Chris’s office was an office like any other. The door was open when he was willing to see students, but Alison knew he was there even when the door was shut, working away on his latest paper on Icons of Individualism in Twentieth-Century American Popular Culture. The door was shut. She turned the knob and walked right in.
“What the hell?” Chris said.
Alison closed the door behind her. “I would have knocked, but you’d have pretended you weren’t here. We have to talk.”

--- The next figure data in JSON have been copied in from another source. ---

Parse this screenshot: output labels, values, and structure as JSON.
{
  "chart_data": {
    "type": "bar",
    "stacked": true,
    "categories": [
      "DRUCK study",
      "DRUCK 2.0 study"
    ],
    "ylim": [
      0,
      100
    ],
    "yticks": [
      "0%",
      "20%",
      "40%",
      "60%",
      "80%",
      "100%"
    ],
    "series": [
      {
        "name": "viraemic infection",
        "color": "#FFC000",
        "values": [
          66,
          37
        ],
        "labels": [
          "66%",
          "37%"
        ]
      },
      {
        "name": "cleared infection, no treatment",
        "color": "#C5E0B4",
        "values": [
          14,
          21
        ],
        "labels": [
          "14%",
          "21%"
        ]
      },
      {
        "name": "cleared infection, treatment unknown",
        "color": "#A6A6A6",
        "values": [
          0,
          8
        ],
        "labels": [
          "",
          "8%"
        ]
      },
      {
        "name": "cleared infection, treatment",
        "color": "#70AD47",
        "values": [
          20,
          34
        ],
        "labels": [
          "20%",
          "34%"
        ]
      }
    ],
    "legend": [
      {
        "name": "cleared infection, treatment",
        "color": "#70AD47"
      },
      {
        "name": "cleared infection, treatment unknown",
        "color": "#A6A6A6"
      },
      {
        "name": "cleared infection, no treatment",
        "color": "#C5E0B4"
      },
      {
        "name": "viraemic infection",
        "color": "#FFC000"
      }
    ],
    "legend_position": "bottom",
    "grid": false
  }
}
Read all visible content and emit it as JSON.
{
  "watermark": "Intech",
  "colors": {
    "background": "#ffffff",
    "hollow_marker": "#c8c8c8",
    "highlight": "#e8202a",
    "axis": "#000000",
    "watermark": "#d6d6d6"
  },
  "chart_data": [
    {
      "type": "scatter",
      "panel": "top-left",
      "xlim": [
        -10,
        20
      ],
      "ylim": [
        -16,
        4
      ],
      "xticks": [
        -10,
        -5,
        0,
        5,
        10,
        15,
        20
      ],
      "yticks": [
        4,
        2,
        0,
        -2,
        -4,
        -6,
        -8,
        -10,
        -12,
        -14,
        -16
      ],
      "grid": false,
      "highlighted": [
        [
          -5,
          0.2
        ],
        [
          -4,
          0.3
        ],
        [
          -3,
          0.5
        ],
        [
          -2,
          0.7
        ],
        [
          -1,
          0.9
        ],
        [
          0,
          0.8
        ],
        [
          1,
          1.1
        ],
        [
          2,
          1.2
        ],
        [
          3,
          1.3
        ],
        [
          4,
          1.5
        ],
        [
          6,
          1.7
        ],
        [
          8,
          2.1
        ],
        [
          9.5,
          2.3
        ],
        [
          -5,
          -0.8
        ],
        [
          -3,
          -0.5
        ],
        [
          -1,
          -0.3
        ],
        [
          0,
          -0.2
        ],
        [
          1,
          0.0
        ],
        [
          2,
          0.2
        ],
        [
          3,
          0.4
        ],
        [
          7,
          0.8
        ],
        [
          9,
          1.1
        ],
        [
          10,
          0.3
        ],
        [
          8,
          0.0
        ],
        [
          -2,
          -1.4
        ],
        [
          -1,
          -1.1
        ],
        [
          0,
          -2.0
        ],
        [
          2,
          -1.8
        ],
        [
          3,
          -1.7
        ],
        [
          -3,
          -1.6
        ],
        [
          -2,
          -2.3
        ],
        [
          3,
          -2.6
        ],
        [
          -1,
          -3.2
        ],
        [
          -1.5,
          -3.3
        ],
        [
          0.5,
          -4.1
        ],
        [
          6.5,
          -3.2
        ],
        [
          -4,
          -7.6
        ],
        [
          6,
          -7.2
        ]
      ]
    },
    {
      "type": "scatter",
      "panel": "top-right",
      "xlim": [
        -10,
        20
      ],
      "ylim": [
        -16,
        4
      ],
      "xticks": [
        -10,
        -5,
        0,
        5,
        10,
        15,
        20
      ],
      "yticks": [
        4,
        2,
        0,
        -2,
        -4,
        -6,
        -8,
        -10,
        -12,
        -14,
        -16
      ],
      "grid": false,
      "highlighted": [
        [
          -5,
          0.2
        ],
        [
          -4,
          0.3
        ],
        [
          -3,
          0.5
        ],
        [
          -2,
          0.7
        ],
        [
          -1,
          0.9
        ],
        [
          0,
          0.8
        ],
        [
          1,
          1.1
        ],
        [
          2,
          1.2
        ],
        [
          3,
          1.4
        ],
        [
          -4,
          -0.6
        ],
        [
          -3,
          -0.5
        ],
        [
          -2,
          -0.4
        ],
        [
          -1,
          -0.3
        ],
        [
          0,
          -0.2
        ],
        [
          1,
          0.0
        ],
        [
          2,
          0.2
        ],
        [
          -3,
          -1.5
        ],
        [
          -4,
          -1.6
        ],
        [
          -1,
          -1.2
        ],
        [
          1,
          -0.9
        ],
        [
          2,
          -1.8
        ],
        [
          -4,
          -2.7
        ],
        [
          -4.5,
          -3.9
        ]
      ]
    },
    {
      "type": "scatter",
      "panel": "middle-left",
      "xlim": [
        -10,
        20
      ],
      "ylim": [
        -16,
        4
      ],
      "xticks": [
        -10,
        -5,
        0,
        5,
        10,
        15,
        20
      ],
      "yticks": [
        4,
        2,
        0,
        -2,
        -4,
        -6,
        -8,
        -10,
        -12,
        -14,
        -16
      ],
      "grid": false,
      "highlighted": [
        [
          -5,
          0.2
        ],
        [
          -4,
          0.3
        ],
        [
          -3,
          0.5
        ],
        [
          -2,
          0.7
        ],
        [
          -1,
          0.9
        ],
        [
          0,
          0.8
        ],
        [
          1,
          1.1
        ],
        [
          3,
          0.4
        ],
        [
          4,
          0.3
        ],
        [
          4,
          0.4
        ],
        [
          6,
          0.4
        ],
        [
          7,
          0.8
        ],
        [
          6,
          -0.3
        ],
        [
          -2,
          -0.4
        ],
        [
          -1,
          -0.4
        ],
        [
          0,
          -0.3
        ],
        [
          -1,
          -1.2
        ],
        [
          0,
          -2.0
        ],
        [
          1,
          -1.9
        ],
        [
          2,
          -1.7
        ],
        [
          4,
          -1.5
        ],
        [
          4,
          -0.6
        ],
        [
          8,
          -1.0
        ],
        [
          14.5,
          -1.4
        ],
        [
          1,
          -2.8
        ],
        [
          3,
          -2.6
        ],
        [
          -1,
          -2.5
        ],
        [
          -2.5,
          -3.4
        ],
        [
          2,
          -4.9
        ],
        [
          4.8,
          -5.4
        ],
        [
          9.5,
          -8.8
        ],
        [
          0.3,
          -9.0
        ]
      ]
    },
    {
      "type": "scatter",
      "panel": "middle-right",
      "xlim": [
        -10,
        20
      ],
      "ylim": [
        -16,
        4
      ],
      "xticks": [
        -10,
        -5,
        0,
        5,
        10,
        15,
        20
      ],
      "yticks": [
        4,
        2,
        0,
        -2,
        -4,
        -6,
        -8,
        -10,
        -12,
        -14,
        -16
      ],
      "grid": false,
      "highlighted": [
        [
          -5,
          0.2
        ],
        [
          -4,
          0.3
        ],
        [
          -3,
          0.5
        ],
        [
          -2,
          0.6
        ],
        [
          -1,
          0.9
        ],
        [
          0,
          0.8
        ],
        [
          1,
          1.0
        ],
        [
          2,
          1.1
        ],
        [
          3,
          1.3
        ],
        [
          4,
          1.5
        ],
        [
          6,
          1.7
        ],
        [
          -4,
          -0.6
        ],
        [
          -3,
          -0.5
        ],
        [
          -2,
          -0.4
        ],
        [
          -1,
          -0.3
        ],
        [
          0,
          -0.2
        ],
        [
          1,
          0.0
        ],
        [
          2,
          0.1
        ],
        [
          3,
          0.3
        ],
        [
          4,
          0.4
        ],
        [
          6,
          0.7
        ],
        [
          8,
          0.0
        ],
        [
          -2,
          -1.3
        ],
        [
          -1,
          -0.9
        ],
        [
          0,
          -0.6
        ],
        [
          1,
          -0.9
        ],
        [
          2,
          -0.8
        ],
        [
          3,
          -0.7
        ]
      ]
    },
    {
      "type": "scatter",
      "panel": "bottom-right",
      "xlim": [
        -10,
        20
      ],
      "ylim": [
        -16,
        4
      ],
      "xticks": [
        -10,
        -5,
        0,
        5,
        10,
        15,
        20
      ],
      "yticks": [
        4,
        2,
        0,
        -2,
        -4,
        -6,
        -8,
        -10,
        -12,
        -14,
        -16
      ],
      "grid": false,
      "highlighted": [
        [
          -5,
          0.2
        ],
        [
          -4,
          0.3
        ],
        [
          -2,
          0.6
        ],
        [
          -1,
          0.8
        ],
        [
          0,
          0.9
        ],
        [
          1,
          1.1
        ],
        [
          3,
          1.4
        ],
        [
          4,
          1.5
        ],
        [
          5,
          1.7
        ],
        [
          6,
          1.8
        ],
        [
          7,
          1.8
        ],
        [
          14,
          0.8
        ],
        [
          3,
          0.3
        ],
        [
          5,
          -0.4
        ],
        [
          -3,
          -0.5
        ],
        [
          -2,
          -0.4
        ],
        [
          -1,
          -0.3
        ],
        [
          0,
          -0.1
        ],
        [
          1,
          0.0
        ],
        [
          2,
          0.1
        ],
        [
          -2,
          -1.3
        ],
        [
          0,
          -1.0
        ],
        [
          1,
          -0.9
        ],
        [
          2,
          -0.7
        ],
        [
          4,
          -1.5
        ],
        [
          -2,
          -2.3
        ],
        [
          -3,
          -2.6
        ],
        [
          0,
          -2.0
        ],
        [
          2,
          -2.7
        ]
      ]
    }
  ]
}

Chris was an athletic, middle-aged man with a ponytail, an atavism, really, a throwback to the days when middle-aged men actually believed they looked younger if they never saw a barber. Alison threw the “testimony” down on his desk and sat down herself.
“Look at that.”
Chris didn’t. He just looked uncomfortable. “I have looked at it. They sent me a copy.”
“Well?”
“How do I know?” Chris said. “It’s important to give the students a safe place to express their opinions. That’s what the investigating committee is doing. It’s important to hear them out and respect—”
“—Respect what, Chris? Whoever this is thinks witches are real. Not Wiccan-practicing modern witches, but the kind that ride on broomsticks and have sex with Satan.”
“Yes, well. Evangelical students, the ones who take the Bible literally.”
“What, Chris? They’re supposed to come here and never get that idea challenged? Should we shut down the entire Religious Studies Department? We might as well shut down History, Archeology, Geology, and Biology while we’re at it.”
“That’s not the point,” Chris said. “The point is whether you called this student stupid for being a Christian believer. I mean, for God’s sake, Alison. You know what it’s been like around here since the water buffalo mess. We can barely breathe in the direction of conservative students without the administration having a complete fit.”